UPDATED: The number of people seeking asylum in Norway rose sharply in the first half of 2014, hitting a five-year high. Immigration agency UDI’s half yearly figures showed 5,341 people sought asylum so far this year, with almost half coming from Syria and Eritrea.
There was a 177 percent increase in the number of Syrian refugees and a 136 percent rise in those seeking asylum from Eritrea, compared to the same period last year said UDI. Meanwhile, applicants from Somalia and Afghanistan had dropped away. Overall, there was a seven percent rise in the total number of asylum seekers, reported Norwegian Broadcasting (NRK). “Norway is likely to receive far more asylum seekers than the 11,000 that we estimated would come this year,” said UDI director Frode Forfang.
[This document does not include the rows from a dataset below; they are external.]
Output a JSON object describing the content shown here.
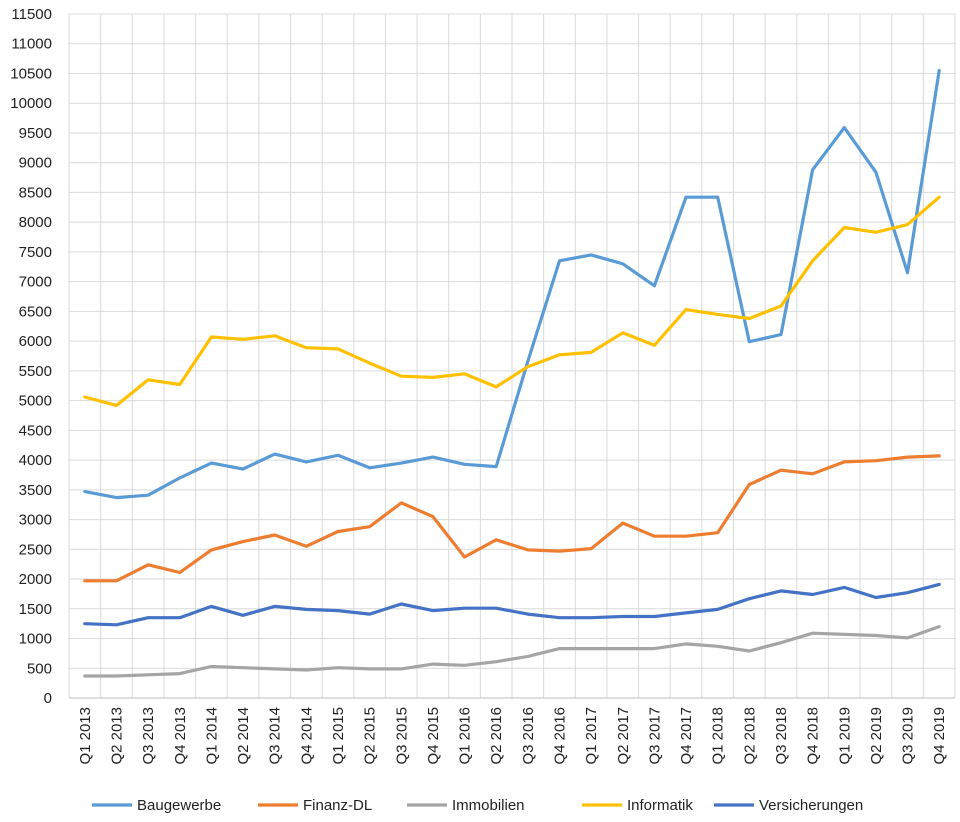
{
  "chart_data": {
    "type": "line",
    "title": "",
    "xlabel": "",
    "ylabel": "",
    "ylim": [
      0,
      11500
    ],
    "ytick_step": 500,
    "grid": true,
    "legend_position": "bottom",
    "categories": [
      "Q1 2013",
      "Q2 2013",
      "Q3 2013",
      "Q4 2013",
      "Q1 2014",
      "Q2 2014",
      "Q3 2014",
      "Q4 2014",
      "Q1 2015",
      "Q2 2015",
      "Q3 2015",
      "Q4 2015",
      "Q1 2016",
      "Q2 2016",
      "Q3 2016",
      "Q4 2016",
      "Q1 2017",
      "Q2 2017",
      "Q3 2017",
      "Q4 2017",
      "Q1 2018",
      "Q2 2018",
      "Q3 2018",
      "Q4 2018",
      "Q1 2019",
      "Q2 2019",
      "Q3 2019",
      "Q4 2019"
    ],
    "series": [
      {
        "name": "Baugewerbe",
        "color": "#5b9bd5",
        "values": [
          3470,
          3370,
          3410,
          3700,
          3950,
          3850,
          4100,
          3970,
          4080,
          3870,
          3950,
          4050,
          3930,
          3890,
          5660,
          7350,
          7450,
          7300,
          6930,
          8420,
          8420,
          5990,
          6110,
          8880,
          9590,
          8840,
          7150,
          10550
        ]
      },
      {
        "name": "Finanz-DL",
        "color": "#ed7d31",
        "values": [
          1970,
          1970,
          2240,
          2110,
          2490,
          2630,
          2740,
          2550,
          2800,
          2880,
          3280,
          3050,
          2370,
          2660,
          2490,
          2470,
          2510,
          2940,
          2720,
          2720,
          2780,
          3590,
          3830,
          3770,
          3970,
          3990,
          4050,
          4070
        ]
      },
      {
        "name": "Immobilien",
        "color": "#a5a5a5",
        "values": [
          370,
          370,
          390,
          410,
          530,
          510,
          490,
          470,
          510,
          490,
          490,
          570,
          550,
          610,
          700,
          830,
          830,
          830,
          830,
          910,
          870,
          790,
          930,
          1090,
          1070,
          1050,
          1010,
          1200
        ]
      },
      {
        "name": "Informatik",
        "color": "#ffc000",
        "values": [
          5060,
          4920,
          5350,
          5270,
          6070,
          6030,
          6090,
          5890,
          5870,
          5630,
          5410,
          5390,
          5450,
          5230,
          5570,
          5770,
          5810,
          6140,
          5930,
          6530,
          6450,
          6380,
          6590,
          7350,
          7910,
          7830,
          7960,
          8420
        ]
      },
      {
        "name": "Versicherungen",
        "color": "#4472c4",
        "values": [
          1250,
          1230,
          1350,
          1350,
          1540,
          1390,
          1540,
          1490,
          1470,
          1410,
          1580,
          1470,
          1510,
          1510,
          1410,
          1350,
          1350,
          1370,
          1370,
          1430,
          1490,
          1670,
          1800,
          1740,
          1860,
          1690,
          1770,
          1910
        ]
      }
    ]
  }
}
UDI was struggling to process the unexpected influx. Forfang said every applicant was currently from Syria, and applications reached record levels in May and June while the Syrian civil war dragged on. He said those were traditionally quieter times but UDI was now completely inundated, dragging out the process for applicants. “We’re struggling with the case handling capacity,” said Forfang. “Last year we had a peak in August, and we don’t know if the growth we saw in May and June will continue.”
“No Syrians will be sent back from Norway now,” Forfang said. “We expect that the percentage who get granted permits this year will increase from the current 64 percent, especially considering the Syrian situation.”
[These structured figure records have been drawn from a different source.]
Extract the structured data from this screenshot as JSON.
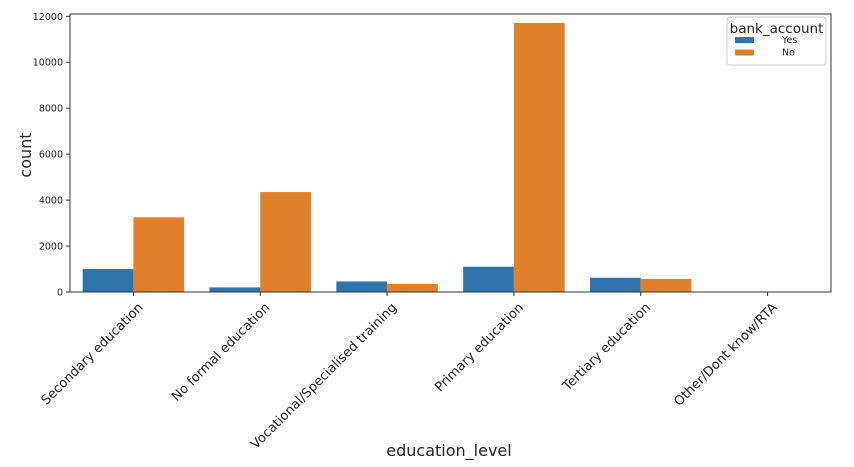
{
  "chart_data": {
    "type": "bar",
    "title": "",
    "xlabel": "education_level",
    "ylabel": "count",
    "ylim": [
      0,
      12100
    ],
    "yticks": [
      0,
      2000,
      4000,
      6000,
      8000,
      10000,
      12000
    ],
    "ytick_labels": [
      "0",
      "2000",
      "4000",
      "6000",
      "8000",
      "10000",
      "12000"
    ],
    "categories": [
      "Secondary education",
      "No formal education",
      "Vocational/Specialised training",
      "Primary education",
      "Tertiary education",
      "Other/Dont know/RTA"
    ],
    "series": [
      {
        "name": "Yes",
        "color": "#2d74ac",
        "values": [
          1000,
          200,
          460,
          1100,
          620,
          10
        ]
      },
      {
        "name": "No",
        "color": "#e0802b",
        "values": [
          3250,
          4350,
          350,
          11710,
          570,
          20
        ]
      }
    ],
    "legend": {
      "title": "bank_account",
      "position": "top-right"
    },
    "grid": false
  }
}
He said UDI tends to prioritize cases which can be quickly dismissed, including “manifestly unfounded” asylum applications, criminals, and those who should be processed in the country where they originally entered Europe. Unaccompanied minors were also a priority. Groups whose claims would probably be upheld must wait in asylum centers until the authorities could process their cases later in the year.
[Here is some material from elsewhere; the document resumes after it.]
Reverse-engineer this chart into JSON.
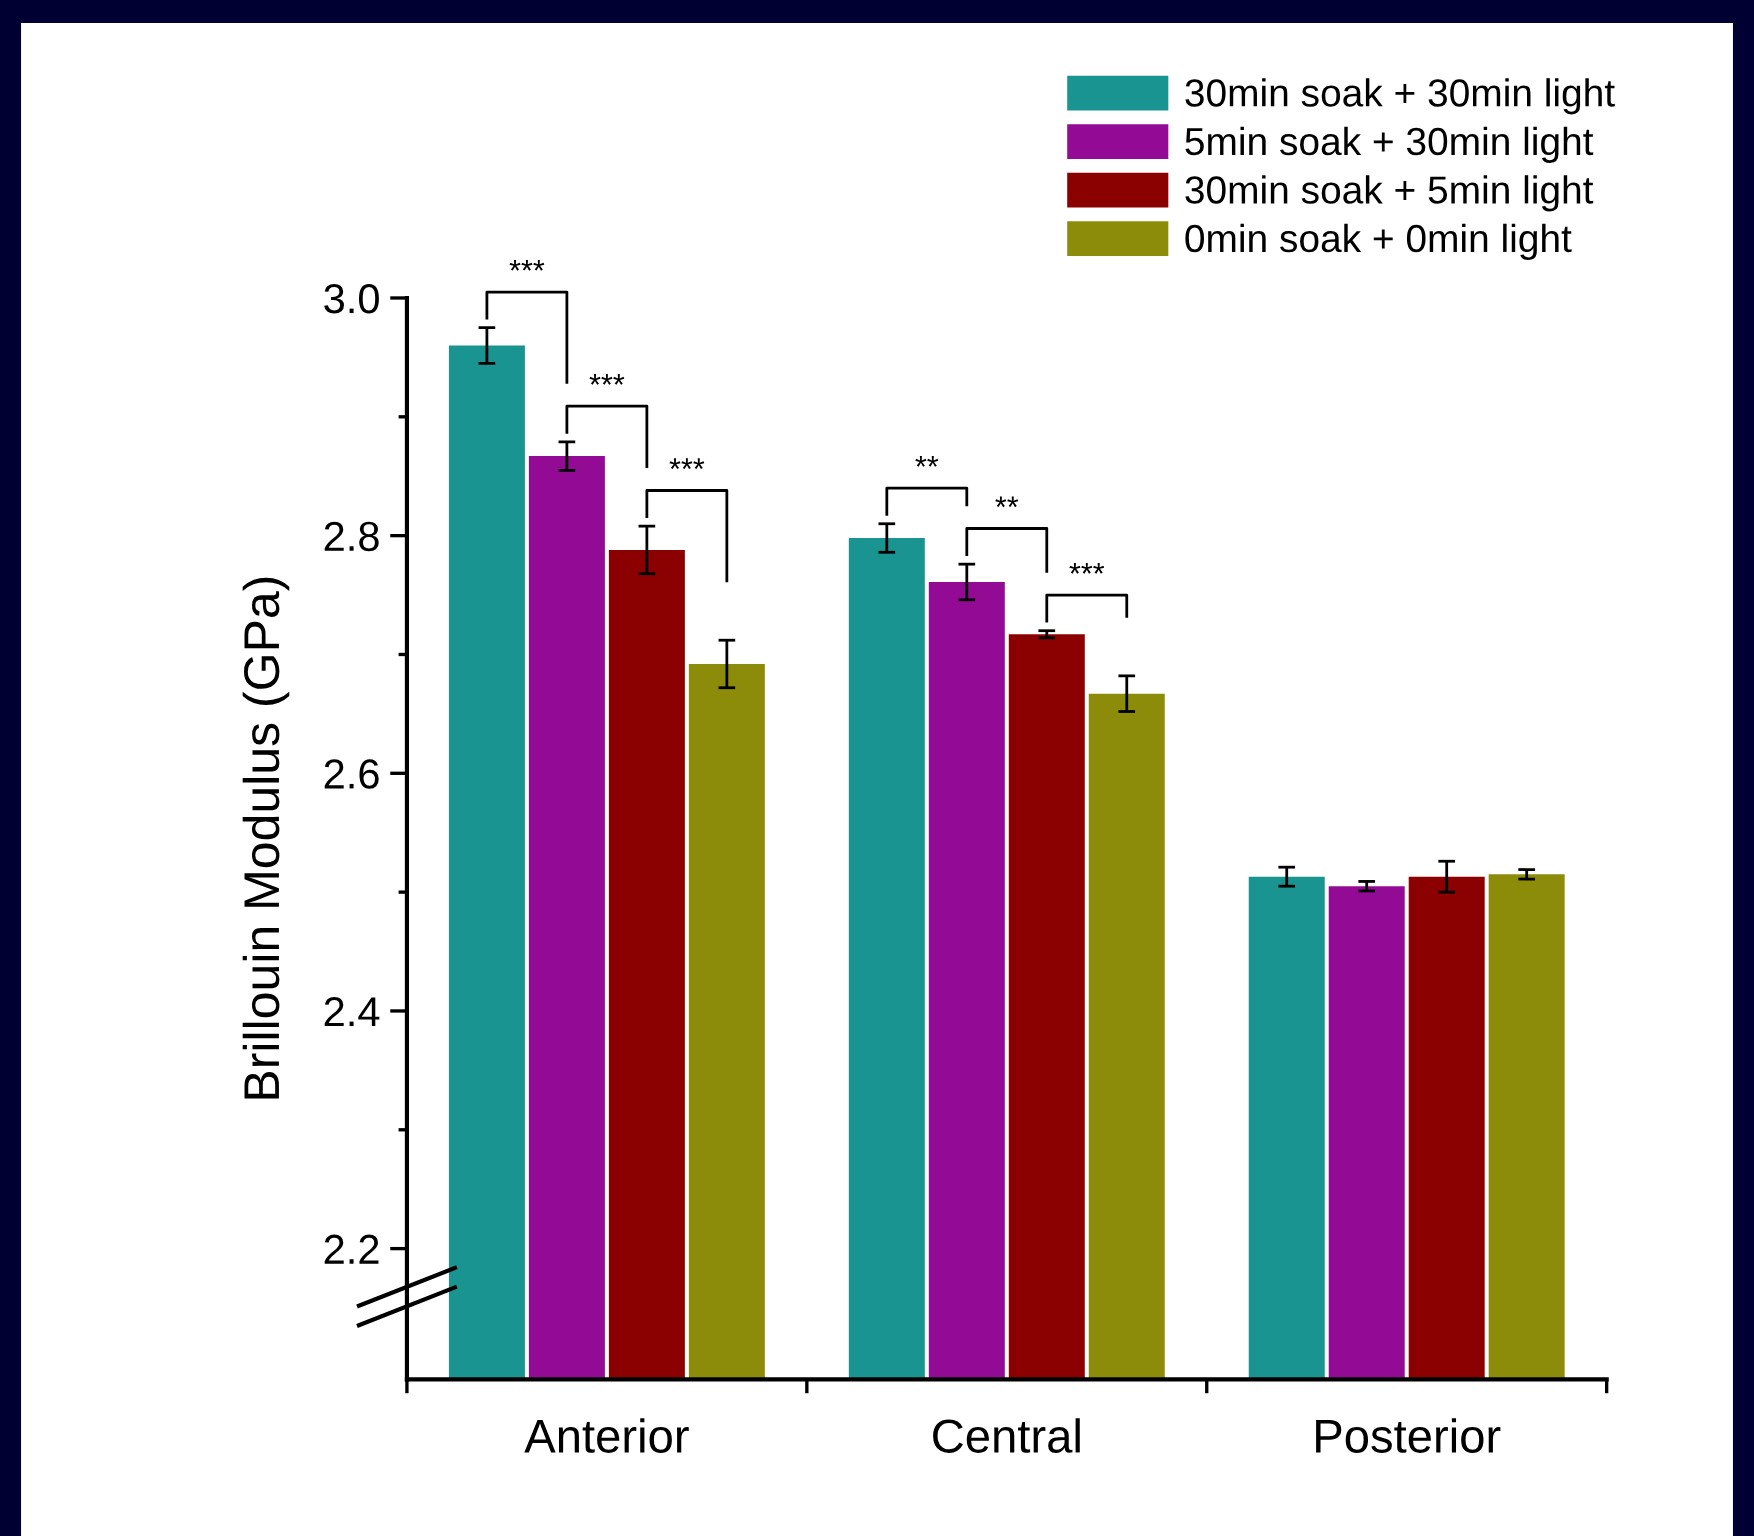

Norway’s numbers paled in comparison to the stream of refugees into other European countries. Germany gets the most, but there is also strong growth in Sweden, Italy and France. Sweden received more than six times as many asylum seekers as Norway already this year, and 17 times more Syrians.
Struggling with rejected applicants
UDI admitted it struggled to deport those who refused to voluntarily leave Norway after their asylum claims were rejected, reported newspaper Aftenposten. More than 5,000 people remained living in Norwegian asylum centers, despite having received their final rejections. In 2008, Statistics Norway (Statistisk Sentralbyrå, SSB) estimated there were around 18,000 foreigners living illegally in Norway, but said that figure had a margin of error between 10,000 to 32,000. Two thirds are thought to be rejected asylum seekers.
“There is every reason to believe that the number has grown since 2008,” said Forfang. “We know where some are, but far from all. Last year the Police Immigration Service (Politiets utlendingsenhet, PU) deported 5,934 people, which is a record high number, but very few of these – only 1,270 – were former asylum seekers who were sent back to their country of origin.”